There are several types of cybercrime that fall under the category of online fraud, ranging from small-time crook operations to large-scale campaigns. To put this topic into perspective concerning just how diverse the online fraud landscape is, some good examples are;
- Social engineering tactics such as phishing, smishing, vishing, and others
- Website spoofing
- Direct identity theft
- Chargeback fraud
- Card testing fraud
- Marketplace fraud
- Catfishing scams
- Auction scams
- Stolen credit card scams
- Lottery scams
- Bitcoin scams
- Charity scams
- Employment scams
Online fraud is definitely not limited to the above and will grow and get more creative as the industry and technology progresses.
How Nations Are Dealing With Online Fraud
The way online fraud is dealt with differs greatly between countries. Also, the way online fraud targets and affects a nation varies a lot. Naturally, cybercriminals want to hit developing nations where they can steal money, identities or conduct other long-ranging scams as efficiently as possible. This means that highly developed countries with a large population are always a default target.
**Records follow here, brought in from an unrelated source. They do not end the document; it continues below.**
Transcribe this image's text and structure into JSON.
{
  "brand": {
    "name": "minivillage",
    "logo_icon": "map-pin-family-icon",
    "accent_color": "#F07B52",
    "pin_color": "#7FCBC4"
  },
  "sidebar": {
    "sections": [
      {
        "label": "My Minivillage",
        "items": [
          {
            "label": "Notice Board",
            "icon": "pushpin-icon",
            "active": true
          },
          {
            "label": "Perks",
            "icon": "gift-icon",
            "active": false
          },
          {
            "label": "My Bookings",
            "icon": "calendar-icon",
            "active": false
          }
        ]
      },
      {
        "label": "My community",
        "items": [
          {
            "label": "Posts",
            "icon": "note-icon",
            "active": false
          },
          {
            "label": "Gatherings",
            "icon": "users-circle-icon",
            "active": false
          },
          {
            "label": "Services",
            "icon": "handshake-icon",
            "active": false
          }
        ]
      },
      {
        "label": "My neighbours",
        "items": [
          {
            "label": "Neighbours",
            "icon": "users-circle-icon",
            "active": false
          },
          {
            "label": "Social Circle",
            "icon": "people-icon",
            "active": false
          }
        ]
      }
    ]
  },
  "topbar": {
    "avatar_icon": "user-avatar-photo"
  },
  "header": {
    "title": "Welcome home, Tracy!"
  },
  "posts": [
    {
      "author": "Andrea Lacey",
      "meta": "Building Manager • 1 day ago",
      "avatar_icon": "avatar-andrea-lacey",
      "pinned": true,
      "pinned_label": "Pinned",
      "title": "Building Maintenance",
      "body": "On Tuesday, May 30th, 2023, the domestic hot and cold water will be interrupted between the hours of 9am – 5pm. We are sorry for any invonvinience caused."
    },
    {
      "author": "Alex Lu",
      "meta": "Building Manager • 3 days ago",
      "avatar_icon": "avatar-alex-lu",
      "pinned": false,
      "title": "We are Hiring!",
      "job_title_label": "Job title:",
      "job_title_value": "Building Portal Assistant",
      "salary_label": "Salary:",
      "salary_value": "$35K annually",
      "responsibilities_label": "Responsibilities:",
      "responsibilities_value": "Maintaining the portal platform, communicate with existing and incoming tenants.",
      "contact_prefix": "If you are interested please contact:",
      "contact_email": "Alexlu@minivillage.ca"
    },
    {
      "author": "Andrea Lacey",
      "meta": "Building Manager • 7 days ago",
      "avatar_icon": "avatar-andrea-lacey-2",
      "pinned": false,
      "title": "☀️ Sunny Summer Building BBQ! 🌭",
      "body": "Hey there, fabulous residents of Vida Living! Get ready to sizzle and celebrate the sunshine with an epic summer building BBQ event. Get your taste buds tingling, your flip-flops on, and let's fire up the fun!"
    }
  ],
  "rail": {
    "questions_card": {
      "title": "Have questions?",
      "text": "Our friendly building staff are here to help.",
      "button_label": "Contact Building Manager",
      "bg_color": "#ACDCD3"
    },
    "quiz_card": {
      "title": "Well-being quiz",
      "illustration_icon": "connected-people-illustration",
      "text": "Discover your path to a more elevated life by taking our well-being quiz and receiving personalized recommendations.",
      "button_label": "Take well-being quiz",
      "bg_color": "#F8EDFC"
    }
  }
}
Nations such as the United States, Japan, the United Kingdom, and the Netherlands are examples of developed nations that are hit hard by online fraud such as identity theft.
As far as email phishing scams go, which are the most popular method of online fraud today (as well as the easiest to orchestrate) the list is as follows; the U.S., the UK, Australia, Japan, Spain, France, and finally Germany. These are the nations where thousands of phishing scams are successfully carried out.
The most impersonated brands out there that online fraudsters spoof to lure victims into traps are; Microsoft, DHL, LinkedIn, Amazon, Google, and Paypal.
As far as dealing with online fraud, some nations are better at it than others. Statistics show that (via an NCSI score) Germany, Australia, the Netherlands, Italy, and Japan do well in terms of fighting cybercrime and online fraud. On the other hand, New Zealand, France, and The United States are at the bottom of the list when it comes to the ratio of being hit by cybercrime versus how effective the nation is at fighting against it.
An important aspect of this is how the government of a nation reacts towards cybercrime and online fraud. In that aspect, Japan, the Netherlands, and Germany are the most successful and focused on spreading awareness and stopping these acts.
There are several laws, regulations, and frameworks in place that improve information security and aim to spread awareness about online fraud. Some of these are; regulations like the GDPR, NIST, CISA, the UK ICO, the European Anti-Fraud Office, and many others. Law enforcement agencies, like the FBI and EUROPOL, also battle online fraud every day.
How to Fight Against Online Fraud
Protection against online fraud begins at the user level because most online fraud can be avoided with a bit of care which means reducing human error to a minimum. As simple as it sounds, applying this to a population of over 4 billion connected people across over 30 billion devices and thousands of organizations is a gargantuan, seemingly impossible task.
What can be done is at the user level, and the employee education level. Primarily this means awareness education and training when it comes to phishing. Secondly, this is about understanding password hygiene and internet best practices. Finally, it is about understanding that oversharing information on social media can also lead to online fraud.